Bill Bernbach said a long time ago, "There is practically nothing that is not capable of boring us." The great boob-tube-ization, or otherwise psycho-edu-lust-fear-greed-voyeur packaging they call primetime programming is in fact the great melting pot of "post" pop-culture. By and large, size is going to become a more contentious point, put into our heads ironically by the talking heads coming from the television stations themselves.

One extremely well-known marketer has dissected its audience into 120 segments. Television is about to become less fragmented just as the world is becoming more so. It's incredibly ironic that the recent national giveaway just handed to the networks has taken place just as average consumer is about to feel like they "own the networks" more than ever before. Networks will have now have to deal with consumers in ways they've never had to.

There will also be significantly increased tension between Big Media and marketers. Just as marketers of all types become more specific, the networks are becoming more general. Both consumers and marketers are going to begin demanding more, greater control over programming and a more regulated reporting mechanism for audience delivery. Driven by the same ultimate goal, marketers and taxpayers will ultimately require the new national networks to become more accountable than they've ever been.

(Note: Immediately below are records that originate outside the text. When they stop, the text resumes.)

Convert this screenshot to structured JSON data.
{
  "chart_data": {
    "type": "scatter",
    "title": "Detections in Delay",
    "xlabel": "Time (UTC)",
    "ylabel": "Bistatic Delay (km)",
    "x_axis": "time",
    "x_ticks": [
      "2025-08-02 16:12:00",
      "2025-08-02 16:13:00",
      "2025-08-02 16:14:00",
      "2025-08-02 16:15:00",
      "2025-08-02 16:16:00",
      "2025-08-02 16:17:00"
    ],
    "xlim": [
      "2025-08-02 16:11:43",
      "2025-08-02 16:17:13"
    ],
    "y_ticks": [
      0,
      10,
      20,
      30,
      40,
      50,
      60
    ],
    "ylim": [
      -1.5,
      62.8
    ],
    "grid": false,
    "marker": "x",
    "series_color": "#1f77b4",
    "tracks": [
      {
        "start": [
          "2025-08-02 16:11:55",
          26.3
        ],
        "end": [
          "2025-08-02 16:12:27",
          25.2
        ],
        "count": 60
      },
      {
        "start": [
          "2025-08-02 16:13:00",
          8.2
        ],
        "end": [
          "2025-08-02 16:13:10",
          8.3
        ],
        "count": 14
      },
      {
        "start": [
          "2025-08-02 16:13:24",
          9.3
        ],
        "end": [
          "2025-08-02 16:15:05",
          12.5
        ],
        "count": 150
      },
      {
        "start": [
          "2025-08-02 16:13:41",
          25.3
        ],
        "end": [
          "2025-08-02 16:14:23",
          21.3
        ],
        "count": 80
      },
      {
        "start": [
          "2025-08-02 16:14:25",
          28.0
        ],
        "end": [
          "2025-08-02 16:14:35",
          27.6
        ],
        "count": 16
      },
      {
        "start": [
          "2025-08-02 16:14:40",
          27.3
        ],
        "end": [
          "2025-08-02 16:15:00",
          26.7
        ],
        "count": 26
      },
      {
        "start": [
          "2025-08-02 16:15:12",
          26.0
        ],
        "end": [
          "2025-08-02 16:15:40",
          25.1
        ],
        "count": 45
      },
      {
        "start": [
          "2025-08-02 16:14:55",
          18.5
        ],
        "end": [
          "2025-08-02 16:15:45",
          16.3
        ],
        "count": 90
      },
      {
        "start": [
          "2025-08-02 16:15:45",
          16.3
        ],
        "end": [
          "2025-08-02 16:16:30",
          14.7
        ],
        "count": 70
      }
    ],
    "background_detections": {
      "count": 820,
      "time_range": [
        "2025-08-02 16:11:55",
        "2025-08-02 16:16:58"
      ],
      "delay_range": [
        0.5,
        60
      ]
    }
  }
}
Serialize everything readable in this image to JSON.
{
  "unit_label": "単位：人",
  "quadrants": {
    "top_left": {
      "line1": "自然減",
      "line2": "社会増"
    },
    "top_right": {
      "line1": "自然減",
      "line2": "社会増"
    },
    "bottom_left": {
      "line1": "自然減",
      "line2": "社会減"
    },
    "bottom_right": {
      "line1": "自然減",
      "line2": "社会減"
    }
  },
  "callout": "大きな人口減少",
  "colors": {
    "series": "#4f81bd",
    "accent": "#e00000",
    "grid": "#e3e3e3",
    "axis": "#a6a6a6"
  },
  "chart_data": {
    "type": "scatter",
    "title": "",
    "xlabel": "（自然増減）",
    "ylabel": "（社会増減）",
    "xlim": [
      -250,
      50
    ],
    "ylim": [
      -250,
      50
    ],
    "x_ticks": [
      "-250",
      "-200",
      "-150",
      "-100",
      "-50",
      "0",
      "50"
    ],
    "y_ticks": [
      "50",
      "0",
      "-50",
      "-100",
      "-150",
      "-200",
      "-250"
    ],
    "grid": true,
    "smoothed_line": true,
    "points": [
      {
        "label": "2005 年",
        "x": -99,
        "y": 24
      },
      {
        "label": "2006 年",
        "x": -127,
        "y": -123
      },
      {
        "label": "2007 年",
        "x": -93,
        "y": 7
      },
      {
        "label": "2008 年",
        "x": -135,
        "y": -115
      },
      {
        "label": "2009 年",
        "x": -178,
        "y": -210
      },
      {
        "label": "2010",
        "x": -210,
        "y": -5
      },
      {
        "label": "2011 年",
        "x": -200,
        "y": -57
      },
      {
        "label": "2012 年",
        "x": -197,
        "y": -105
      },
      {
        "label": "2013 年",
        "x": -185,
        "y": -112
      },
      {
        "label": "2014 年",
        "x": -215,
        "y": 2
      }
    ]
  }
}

One's an old beef. For years, marketers have been putting up with Nielsen and subscriber agencies that base all TV spend decisions on this antiquated method. Nielsen has been flying high with NASA Challenger-level technology overseeing the media business. Yet, the technology exists today to significantly increase the "probability of reality" of who is really watching, much closer than Nielsen reports. What marketer wouldn't mind spending a little more on research, especially if would provide a much more specific report, beginning with the quantity of the people really watching, and as well as the quality of what they actually thought of the message. It is very easily within reach. The expansion of Big Media may very well be the impetus that is needed to pressure Big Media and Nielsen into improving its specificity.

One's a new one, the American Taxpayer. Every day of the year, the US government is also a purchaser of media. Millions of dollars of taxpayer dollar are handed over to the networks based on Nielsen's estimated audience estimates. If US dollars go into R&D to build smarter bombs, certainly marketers should expect new nationalized Big Media to provide data to help guide their messages to the right audience segment destination.

Any class action suit attorney will tell you that the "nationalization" awarded to Big Media could make a compelling court case to insist TV becomes more accountable. Nielsen needs to now expand its universe, install smarter technology and begin to bring TV measurement technology into the 21st century. Nielsen should also add boxes that count eyeballs watching sports in bars to be fair. With outside the home viewing, we'll now much closer to determining how many are "really" watching.

Much like how activism has changed tobacco, technology and is underway with the financial business, since the government is also a Big Media spender, taxpayer organizations will begin to dissect how our new national Big Media institutions can become more accountable, to improve its record keeping.

The US government these days believes we need more Reality TV programming. It's therefore time to have this change spur additional reality into measuring who is actually viewing what and what these audiences really think of what they are watching.